Vacías tardes de fuego

Estas vacías tardes de fuego ahondan la soledad de los solitarios y ofrecen el camino más corto para herirnos

El invierno, más triste y más duro que el verano, es más misericordioso con los solitarios. El verano tiene un aire festivo y alegre que acentúa la soledad de los solitarios. Nunca se sienten más solos que cuando una fiesta convoca a familias y amigos. Ya conocen la mala fama emocional de las Navidades a la que entre nosotros se suma la Semana Santa cuando la afilan las ausencias y la memoria escoge el camino más corto para herirnos (cuatro referencias clásicas: La Semana Santa en el hogar, de Romero Murube; Cuando veáis un balcón cerrado, de Sánchez del Arco; y El rito y la regla y Calle de las Sierpes, de Montesinos: "Vuelve lo perdido, / con las cofradías./ Mi alma no puede/ con su cruz de guía./ Llevo en la garganta/ saetas partidas,/ y en la sangre el triste / tambor de otros días").

Algo de fiesta desmesurada, de larga Navidad, de interminable Semana Santa, tiene el verano, sobre todo en las eternas tardes de sus vacíos fines de semana, hiriendo más a los heridos, ahondando más la soledad de los solitarios, ofreciendo a la memoria atajos para que los recuerdos de días más felices por más acompañados llenen las habitaciones como una marea de nostalgia que literal, no figuradamente, ahoga. Es inevitable que lo que hace felices a quienes pueden serlo entristezca a quienes viven entre ausencias.

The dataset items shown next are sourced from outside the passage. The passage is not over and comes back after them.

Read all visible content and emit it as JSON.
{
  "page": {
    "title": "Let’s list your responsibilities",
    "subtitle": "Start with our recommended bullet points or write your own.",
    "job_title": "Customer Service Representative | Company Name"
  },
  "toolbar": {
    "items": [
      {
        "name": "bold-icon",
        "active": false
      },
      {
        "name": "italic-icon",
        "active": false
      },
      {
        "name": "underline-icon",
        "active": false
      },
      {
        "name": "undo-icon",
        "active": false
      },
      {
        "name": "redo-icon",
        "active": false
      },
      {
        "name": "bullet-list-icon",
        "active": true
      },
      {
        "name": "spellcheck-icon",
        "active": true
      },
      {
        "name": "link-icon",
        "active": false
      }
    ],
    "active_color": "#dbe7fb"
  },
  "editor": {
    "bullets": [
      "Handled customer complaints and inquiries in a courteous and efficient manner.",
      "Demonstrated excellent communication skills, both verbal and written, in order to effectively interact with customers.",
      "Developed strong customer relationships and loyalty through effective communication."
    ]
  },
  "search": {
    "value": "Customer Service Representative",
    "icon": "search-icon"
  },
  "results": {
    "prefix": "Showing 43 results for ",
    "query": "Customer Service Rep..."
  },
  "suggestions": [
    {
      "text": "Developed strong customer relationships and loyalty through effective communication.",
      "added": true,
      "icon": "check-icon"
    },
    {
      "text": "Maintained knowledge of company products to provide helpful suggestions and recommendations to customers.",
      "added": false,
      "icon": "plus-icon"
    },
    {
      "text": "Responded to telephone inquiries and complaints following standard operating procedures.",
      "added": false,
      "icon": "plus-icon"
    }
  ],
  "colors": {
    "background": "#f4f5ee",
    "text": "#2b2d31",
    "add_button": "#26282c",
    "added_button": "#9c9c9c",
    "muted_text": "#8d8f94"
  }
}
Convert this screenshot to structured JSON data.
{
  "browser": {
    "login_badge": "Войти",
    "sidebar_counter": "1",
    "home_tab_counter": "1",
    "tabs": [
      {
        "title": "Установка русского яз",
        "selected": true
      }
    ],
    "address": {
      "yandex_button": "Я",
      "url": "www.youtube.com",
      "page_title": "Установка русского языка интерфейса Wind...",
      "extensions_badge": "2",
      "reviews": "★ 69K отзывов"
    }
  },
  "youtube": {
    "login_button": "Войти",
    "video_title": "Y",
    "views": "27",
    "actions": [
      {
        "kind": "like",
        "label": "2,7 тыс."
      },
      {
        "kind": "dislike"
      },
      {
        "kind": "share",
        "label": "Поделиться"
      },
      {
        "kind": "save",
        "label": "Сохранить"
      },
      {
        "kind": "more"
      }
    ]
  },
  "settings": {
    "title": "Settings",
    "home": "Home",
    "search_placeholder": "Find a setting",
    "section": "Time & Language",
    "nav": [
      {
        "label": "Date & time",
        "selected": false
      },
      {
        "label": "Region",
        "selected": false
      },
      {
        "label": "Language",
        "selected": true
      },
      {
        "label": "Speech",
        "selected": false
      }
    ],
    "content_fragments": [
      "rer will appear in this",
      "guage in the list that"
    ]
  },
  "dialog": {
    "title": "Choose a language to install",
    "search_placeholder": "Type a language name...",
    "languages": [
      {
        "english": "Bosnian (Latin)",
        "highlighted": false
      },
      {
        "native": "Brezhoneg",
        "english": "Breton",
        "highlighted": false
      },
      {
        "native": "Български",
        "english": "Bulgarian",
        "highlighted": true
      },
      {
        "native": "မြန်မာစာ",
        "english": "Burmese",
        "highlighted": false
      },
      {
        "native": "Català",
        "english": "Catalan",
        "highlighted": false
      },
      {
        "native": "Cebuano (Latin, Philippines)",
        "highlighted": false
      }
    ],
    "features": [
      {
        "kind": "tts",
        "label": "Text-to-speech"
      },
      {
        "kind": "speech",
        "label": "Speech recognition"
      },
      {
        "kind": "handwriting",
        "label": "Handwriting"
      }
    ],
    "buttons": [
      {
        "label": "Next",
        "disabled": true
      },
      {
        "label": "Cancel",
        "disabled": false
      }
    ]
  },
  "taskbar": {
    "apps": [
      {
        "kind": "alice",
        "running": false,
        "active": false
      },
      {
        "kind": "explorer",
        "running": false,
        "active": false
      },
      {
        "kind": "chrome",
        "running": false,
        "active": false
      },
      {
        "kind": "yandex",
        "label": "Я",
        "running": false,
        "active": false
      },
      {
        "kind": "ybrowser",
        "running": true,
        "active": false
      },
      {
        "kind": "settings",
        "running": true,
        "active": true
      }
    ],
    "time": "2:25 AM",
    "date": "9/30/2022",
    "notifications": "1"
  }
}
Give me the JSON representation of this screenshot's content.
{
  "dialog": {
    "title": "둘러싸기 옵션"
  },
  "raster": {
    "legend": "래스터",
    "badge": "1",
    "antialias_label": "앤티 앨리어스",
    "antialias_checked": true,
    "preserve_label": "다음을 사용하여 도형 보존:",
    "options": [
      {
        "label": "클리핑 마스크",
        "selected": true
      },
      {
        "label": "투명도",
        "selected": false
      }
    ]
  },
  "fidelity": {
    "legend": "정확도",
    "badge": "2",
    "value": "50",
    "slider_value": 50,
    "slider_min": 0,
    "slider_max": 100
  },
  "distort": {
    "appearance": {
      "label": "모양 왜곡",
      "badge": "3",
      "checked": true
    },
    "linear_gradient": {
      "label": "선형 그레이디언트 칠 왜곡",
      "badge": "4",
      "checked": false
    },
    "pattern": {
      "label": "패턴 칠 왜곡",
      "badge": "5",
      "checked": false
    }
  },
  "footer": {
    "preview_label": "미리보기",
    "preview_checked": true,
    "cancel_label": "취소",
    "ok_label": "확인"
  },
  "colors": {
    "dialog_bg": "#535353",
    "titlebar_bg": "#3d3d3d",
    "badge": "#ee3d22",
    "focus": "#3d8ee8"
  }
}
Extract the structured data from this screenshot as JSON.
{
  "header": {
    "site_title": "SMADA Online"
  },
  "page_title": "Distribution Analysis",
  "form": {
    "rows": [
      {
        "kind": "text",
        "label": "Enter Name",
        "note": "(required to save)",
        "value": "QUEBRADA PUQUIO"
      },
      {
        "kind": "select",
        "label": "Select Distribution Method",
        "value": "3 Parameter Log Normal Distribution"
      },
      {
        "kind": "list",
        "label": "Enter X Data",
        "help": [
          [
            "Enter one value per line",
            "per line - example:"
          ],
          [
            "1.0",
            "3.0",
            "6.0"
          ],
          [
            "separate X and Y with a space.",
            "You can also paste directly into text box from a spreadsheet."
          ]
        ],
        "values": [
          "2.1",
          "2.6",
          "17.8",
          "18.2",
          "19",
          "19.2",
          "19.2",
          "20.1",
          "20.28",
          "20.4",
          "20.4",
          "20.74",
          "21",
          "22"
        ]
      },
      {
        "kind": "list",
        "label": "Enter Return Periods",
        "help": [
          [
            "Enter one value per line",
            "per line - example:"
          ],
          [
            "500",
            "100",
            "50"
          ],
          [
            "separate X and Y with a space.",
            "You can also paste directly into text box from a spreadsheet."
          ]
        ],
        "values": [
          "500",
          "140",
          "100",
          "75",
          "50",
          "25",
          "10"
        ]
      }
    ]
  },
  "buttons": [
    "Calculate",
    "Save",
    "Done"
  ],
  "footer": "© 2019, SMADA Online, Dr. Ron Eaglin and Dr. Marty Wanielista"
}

El día a día con su bendita rutina, que es una forma laica de eternidad, ayuda a sobrellevar estas situaciones. Pero cuando llegan los días vacíos de nuestro larguísimo verano y cierran el mercado al que se va cada mañana utilizando el carrito de la compra como andador, el bar en el que cada mañana se desayuna con las vecinas, las tiendas en las que se hace alguna comprilla por tener un rato de charla-y esto con ligeras variaciones vale para mujeres y para hombres-, ¿qué hacer? Dentro, la soledad. Tras las ventanas, la devastación y la indiferencia. Nunca como en estas tardes interminables se evidencia la desacogedora inhumanidad de los barrios de altos bloques. En las calles de proporción humana del casco histórico o en los barrios crecidos horizontalmente este vacío es más soportable porque a la horizontalidad arquitectónica -opuesta a la verticalidad de los altos bloques- se corresponde una horizontalidad social de convivencia y reconocimiento. Pero en estos indiferentes desiertos de bloques azotados por el sol, ¿a qué aferrarse en estas tardes vacías?